Kemudian, pada putaran ketiga dan terakhir kisah ini, Napoleon menginvasi Rusia pada bulan Juni 1812, menghasilkan persekutuan kembali antara Inggris-Rusia. Inggris, seperti halnya Perancis setelah perjanjian Tilsit, dengan demikian berkewajiban untuk mengarahkan segala bantuannya untuk Rusia dan melanggar komitmennya terhadap Persia, dengan pilihan yang terbaik adalah dengan menengahi penyelesaian konflik antara keduanya. Rusia telah secara berkala tertarik untuk mencari penyelesaian masalah melalui perundingan sejak kemunduran ofensifnya dari 1805-6 dan baru-baru ini 1810, ketika Alexander Tormasov, yang menggantikan Gudovich sebagai komandan yang telah gagal dalam upaya pengepungannya di Erevan, dan Mirza Bozorg Qaem-magham telah berusaha untuk mengatur gencatan senjata. Namun pihak Rusia tidak mau membuat konsesi serius untuk mengakhiri perang, dan Persia juga kurang bersemangat untuk menyelesaikan masalah tersebut secara damai karena dari sudut pandang mereka perang tidak buruk berjalan buruk bagi mereka. Ouseley, bagaimanapun, menyadari kesenjangan sumber daya yang dimiliki Inggris untuk dikerahkan kepada sekutu Rusianya dan bahwa situasi untuk Persia kini cenderung memburuk setelah Rusia berhasil memenangkan pertempuran dengan Napoleon. Dia dengan demikian, menerima permintaan Rusia untuk bertindak sebagai perantara dan mencari cara untuk menekan dinasti Qajars agar menerima kesepakatan yang dibuat. Ia mengusulkan revisi Perjanjian Definitif, dengan menurunkan pengaruh keterlibatan militer Inggris (meninggalkan dua petugas, Charles Christie dan Lindesay Bethune, dan beberapa sersan bor dengan tentara Persia), dan mengancam akan menahan pembayaran subsidi yang dijanjikan kepada Qajars.

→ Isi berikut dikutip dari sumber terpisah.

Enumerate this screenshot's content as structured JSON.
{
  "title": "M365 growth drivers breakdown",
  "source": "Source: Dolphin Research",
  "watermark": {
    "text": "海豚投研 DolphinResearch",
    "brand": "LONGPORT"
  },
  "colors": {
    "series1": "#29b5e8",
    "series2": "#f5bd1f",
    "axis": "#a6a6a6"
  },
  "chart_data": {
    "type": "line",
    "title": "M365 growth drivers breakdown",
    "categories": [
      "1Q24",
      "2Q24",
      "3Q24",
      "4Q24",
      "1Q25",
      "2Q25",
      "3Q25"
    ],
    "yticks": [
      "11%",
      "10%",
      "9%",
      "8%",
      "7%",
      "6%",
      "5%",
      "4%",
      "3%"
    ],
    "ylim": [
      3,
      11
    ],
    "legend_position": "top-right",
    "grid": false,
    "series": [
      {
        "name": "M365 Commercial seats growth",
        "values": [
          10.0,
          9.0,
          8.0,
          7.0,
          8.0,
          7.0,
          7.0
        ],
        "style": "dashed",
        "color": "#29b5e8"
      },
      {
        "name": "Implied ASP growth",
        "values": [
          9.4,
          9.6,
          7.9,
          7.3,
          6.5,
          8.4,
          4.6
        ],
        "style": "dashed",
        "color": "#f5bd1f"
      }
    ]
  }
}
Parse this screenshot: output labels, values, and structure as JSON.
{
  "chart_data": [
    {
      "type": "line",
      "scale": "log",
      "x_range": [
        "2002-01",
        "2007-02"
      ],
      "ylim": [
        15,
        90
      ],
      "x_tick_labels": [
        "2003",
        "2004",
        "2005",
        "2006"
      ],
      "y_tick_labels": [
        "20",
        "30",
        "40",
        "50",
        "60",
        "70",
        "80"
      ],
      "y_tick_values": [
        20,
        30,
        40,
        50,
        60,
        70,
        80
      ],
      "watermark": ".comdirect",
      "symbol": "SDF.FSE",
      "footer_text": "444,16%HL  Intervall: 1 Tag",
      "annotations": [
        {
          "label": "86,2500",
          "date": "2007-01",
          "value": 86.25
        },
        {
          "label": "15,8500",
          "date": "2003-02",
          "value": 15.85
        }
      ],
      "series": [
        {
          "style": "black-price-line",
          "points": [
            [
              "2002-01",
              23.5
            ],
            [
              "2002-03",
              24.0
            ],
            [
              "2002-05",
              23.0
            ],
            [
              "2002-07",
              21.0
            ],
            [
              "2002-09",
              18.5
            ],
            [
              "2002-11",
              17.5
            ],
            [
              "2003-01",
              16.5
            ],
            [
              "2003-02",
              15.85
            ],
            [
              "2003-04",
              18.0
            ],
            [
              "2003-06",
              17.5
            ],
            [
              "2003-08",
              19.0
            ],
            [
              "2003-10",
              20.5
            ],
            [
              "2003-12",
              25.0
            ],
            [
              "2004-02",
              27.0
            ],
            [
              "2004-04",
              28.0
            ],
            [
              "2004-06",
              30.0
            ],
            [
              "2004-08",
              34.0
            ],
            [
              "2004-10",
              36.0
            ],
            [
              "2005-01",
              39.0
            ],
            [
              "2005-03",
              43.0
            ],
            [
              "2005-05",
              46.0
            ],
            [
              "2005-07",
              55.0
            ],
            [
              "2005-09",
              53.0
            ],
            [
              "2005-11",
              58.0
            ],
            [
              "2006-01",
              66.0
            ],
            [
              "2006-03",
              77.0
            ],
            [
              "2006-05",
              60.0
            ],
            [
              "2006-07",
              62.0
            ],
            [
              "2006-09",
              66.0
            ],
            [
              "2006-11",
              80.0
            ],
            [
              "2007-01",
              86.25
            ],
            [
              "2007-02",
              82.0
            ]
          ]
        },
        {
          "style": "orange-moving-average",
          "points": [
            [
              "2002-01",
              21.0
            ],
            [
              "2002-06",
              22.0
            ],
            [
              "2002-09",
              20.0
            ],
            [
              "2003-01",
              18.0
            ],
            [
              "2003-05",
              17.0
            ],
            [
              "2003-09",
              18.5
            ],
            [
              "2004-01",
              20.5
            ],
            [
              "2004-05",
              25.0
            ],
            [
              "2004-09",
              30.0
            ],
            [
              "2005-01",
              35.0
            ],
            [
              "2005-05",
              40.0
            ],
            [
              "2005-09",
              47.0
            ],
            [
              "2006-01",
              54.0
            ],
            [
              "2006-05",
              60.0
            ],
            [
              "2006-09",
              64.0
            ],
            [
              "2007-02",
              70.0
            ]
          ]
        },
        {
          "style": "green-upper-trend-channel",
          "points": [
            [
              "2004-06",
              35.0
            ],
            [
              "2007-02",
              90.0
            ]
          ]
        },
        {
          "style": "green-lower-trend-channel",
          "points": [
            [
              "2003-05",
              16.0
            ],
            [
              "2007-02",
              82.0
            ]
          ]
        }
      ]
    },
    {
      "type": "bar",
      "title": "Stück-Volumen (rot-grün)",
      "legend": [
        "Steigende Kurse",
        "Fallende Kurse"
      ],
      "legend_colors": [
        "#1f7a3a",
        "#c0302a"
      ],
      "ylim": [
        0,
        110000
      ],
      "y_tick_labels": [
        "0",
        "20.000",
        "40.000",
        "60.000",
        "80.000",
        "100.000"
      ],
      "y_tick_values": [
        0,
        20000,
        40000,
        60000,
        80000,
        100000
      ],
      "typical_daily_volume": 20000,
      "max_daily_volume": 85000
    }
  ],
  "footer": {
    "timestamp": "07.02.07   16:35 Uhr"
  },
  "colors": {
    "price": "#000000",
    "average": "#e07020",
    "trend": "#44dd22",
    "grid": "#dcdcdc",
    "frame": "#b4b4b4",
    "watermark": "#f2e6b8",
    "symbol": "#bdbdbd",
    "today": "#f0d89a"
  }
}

Pada bulan Februari 1812, N.R. Ritischev memegang komando pasukan Rusia dan membuka negosiasi perdamaian dengan Persia. Ouseley dan wakilnya dalam pembicaraan, James Morier, bertindak sebagai perantara dan berbagai proposal dibuat untuk Rtischev, tapi proposal mereka tidak diterima. Pada bulan Agustus, Abbas Mirza kembali menyulut permusuhan dan merebut Lankaran. Setelah tiba berita bahwa Napoleon telah menduduki Moskow, negosiasi dihentikan (Ramazan 1227/September 1812). Kemudian, pada 24 Syawal 1227/31 October 1812, saat Ritischev pergi ke Tbilisi, jenderal Petrus Kotliarevski meluncurkan serangan mendadak pada malam hari di perkemahan Persia di Aslanduz, yang mengakibatkan kekalahan total dari tentara Abbas Mirza dan kematian salah satu petugas Inggris (Christie). Karena juga menjadi semakin jelas bahwa serangan Napoleon di Rusia telah gagal dan menjadi malapetaka baginya, Rusia kini lebih bersemangat untuk melakukan kampanye yang lebih agresif di Kaukasus. Pada tahun 1813 awal, benteng Persia di Lankaran jatuh dan memusanhkan garnisiumnya, hal itu memungkinkan Rusia untuk menduduki sebagian besar Talesh lagi. Meskipun Fath Ali Shah dan Abbas Mirza ingin berjuang kembali setelah kemunduran tersebut, mereka akhirnya harus menyerah pada Ouseley, yang meyakinkan Shah bahwa membiarkan Rusia membuat konsesi teritorial atau Inggris akan menghentikan subsidi yang telah mereka janjikan.